Dans les quartiers, les stations-services sont transformées en cellules improvisées où sont entassés des centaines de jeunes dénoncés par leurs voisins comme partisans, civils et armés, de Laurent Gbagbo. Dans des quartiers comme Yopougon, la terreur règne. Des pillages inédits dans l'histoire de la Côte d'Ivoire sont commis depuis plus d'une semaine par des combattants des FRCI, qui "punissent" leurs victimes chez qui des signes d'appartenance au camp adverse sont trouvés. Ces informations, confirmées par Amnesty International, sont passées sous silence par les médias internationaux, mais cela ne les empêche pas d'exister. Il y a une vie après le storytelling.
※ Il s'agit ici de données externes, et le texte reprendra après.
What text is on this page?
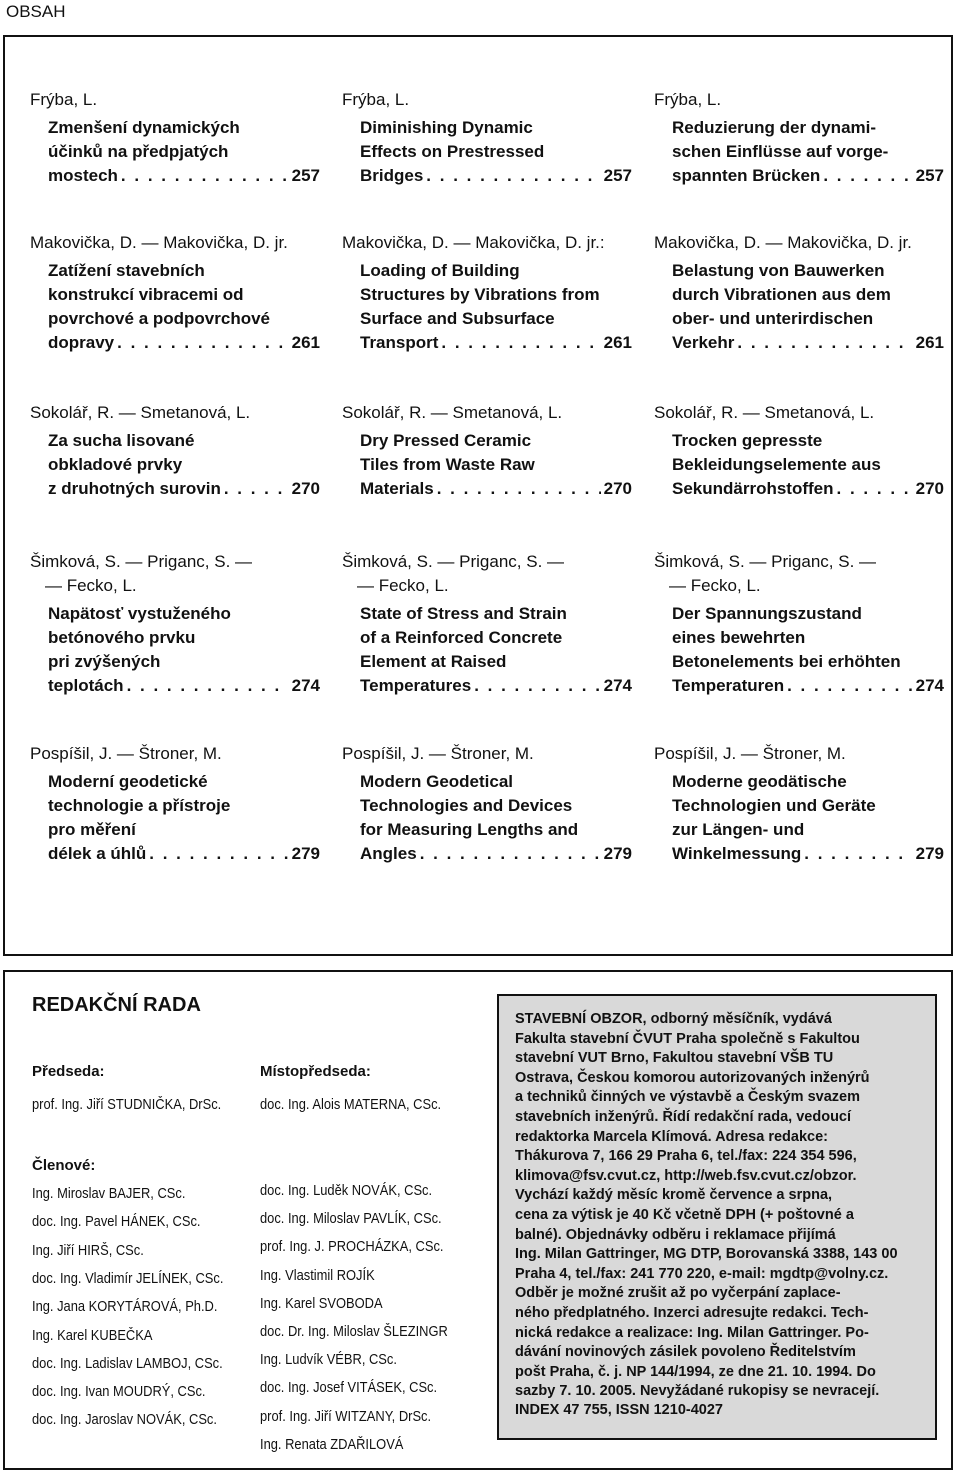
OBSAH
Frýba, L.
Zmenšení dynamických
účinků na předpjatých
mostech . . .	257
Frýba, L.
Diminishing Dynamic
Effects on Prestressed
Bridges . . .	257
Frýba, L.
Reduzierung der dynami-
schen Einflüsse auf vorge-
spannten Brücken . . .	257
Makovička, D. — Makovička, D. jr.
Zatížení stavebních
konstrukcí vibracemi od
povrchové a podpovrchové
dopravy . . .	261
Makovička, D. — Makovička, D. jr.:
Loading of Building
Structures by Vibrations from
Surface and Subsurface
Transport . . .	261
Makovička, D. — Makovička, D. jr.
Belastung von Bauwerken
durch Vibrationen aus dem
ober- und unterirdischen
Verkehr . . .	261
Sokolář, R. — Smetanová, L.
Za sucha lisované
obkladové prvky
z druhotných surovin . . .	270
Sokolář, R. — Smetanová, L.
Dry Pressed Ceramic
Tiles from Waste Raw
Materials . . .	270
Sokolář, R. — Smetanová, L.
Trocken gepresste
Bekleidungselemente aus
Sekundärrohstoffen . . .	270
Šimková, S. — Priganc, S. —
— Fecko, L.
Napätosť vystuženého
betónového prvku
pri zvýšených
teplotách . . .	274
Šimková, S. — Priganc, S. —
— Fecko, L.
State of Stress and Strain
of a Reinforced Concrete
Element at Raised
Temperatures . . .	274
Šimková, S. — Priganc, S. —
— Fecko, L.
Der Spannungszustand
eines bewehrten
Betonelements bei erhöhten
Temperaturen . . .	274
Pospíšil, J. — Štroner, M.
Moderní geodetické
technologie a přístroje
pro měření
délek a úhlů . . .	279
Pospíšil, J. — Štroner, M.
Modern Geodetical
Technologies and Devices
for Measuring Lengths and
Angles . . .	279
Pospíšil, J. — Štroner, M.
Moderne geodätische
Technologien und Geräte
zur Längen- und
Winkelmessung . . .	279
REDAKČNÍ RADA
Předseda:
prof. Ing. Jiří STUDNIČKA, DrSc.
Místopředseda:
doc. Ing. Alois MATERNA, CSc.
Členové:
Ing. Miroslav BAJER, CSc.
doc. Ing. Pavel HÁNEK, CSc.
Ing. Jiří HIRŠ, CSc.
doc. Ing. Vladimír JELÍNEK, CSc.
Ing. Jana KORYTÁROVÁ, Ph.D.
Ing. Karel KUBEČKA
doc. Ing. Ladislav LAMBOJ, CSc.
doc. Ing. Ivan MOUDRÝ, CSc.
doc. Ing. Jaroslav NOVÁK, CSc.
doc. Ing. Luděk NOVÁK, CSc.
doc. Ing. Miloslav PAVLÍK, CSc.
prof. Ing. J. PROCHÁZKA, CSc.
Ing. Vlastimil ROJÍK
Ing. Karel SVOBODA
doc. Dr. Ing. Miloslav ŠLEZINGR
Ing. Ludvík VÉBR, CSc.
doc. Ing. Josef VITÁSEK, CSc.
prof. Ing. Jiří WITZANY, DrSc.
Ing. Renata ZDAŘILOVÁ
STAVEBNÍ OBZOR, odborný měsíčník, vydává
Fakulta stavební ČVUT Praha společně s Fakultou
stavební VUT Brno, Fakultou stavební VŠB TU
Ostrava, Českou komorou autorizovaných inženýrů
a techniků činných ve výstavbě a Českým svazem
stavebních inženýrů. Řídí redakční rada, vedoucí
redaktorka Marcela Klímová. Adresa redakce:
Thákurova 7, 166 29 Praha 6, tel./fax: 224 354 596,
klimova@fsv.cvut.cz, http://web.fsv.cvut.cz/obzor.
Vychází každý měsíc kromě července a srpna,
cena za výtisk je 40 Kč včetně DPH (+ poštovné a
balné). Objednávky odběru i reklamace přijímá
Ing. Milan Gattringer, MG DTP, Borovanská 3388, 143 00
Praha 4, tel./fax: 241 770 220, e-mail: mgdtp@volny.cz.
Odběr je možné zrušit až po vyčerpání zaplace-
ného předplatného. Inzerci adresujte redakci. Tech-
nická redakce a realizace: Ing. Milan Gattringer. Po-
dávání novinových zásilek povoleno Ředitelstvím
pošt Praha, č. j. NP 144/1994, ze dne 21. 10. 1994. Do
sazby 7. 10. 2005. Nevyžádané rukopisy se nevracejí.
INDEX 47 755, ISSN 1210-4027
Peut-on se réconcilier dans une atmosphère objective d'oppression politique et de désespoir humanitaire ? Les prochains jours nous le diront. Mais le ton et la violence des "réconciliateurs" laisse présage que ce beau concept sera utilisé comme arme de musellement et de monopolisation du champ politique. Rappeler le passé, mettre en lumière les contradictions des nouveaux gouvernants, faire des reportages sur les dizaines de villages entièrement brûlés à l'Ouest, reviendra à aller contre la "réconciliation". Admonester la France officielle, dénoncer sa collusion avec Ouattara, enquêter sur les bénéficiaires réels des pillages de nature industrielle auxquels nous assistons reviendra à véhiculer "la haine". En réalité, le camp Ouattara, en disant "embrassez-vous" veut dire "game over" et décréter, comme Francis Fukuyama après la chute du mur de Berlin, "la fin de l'Histoire". Fragilisé au point de vue politique - sa base de soutien s'est rétrécie en raison de son mode d'accession au pouvoir et des pillages qui paupérisent la classe moyenne - et militaire - les bandes rebelles rivales qui se sont partagé Abidjan ne constitueront pas d'ici peu une police, une gendarmerie et une armée organisée et ne voudront pas laisser la place aux FDS -, le régime Ouattara veut empêcher tout retournement de situation. Mais il ne recherche pas, de manière sincère, la réconciliation.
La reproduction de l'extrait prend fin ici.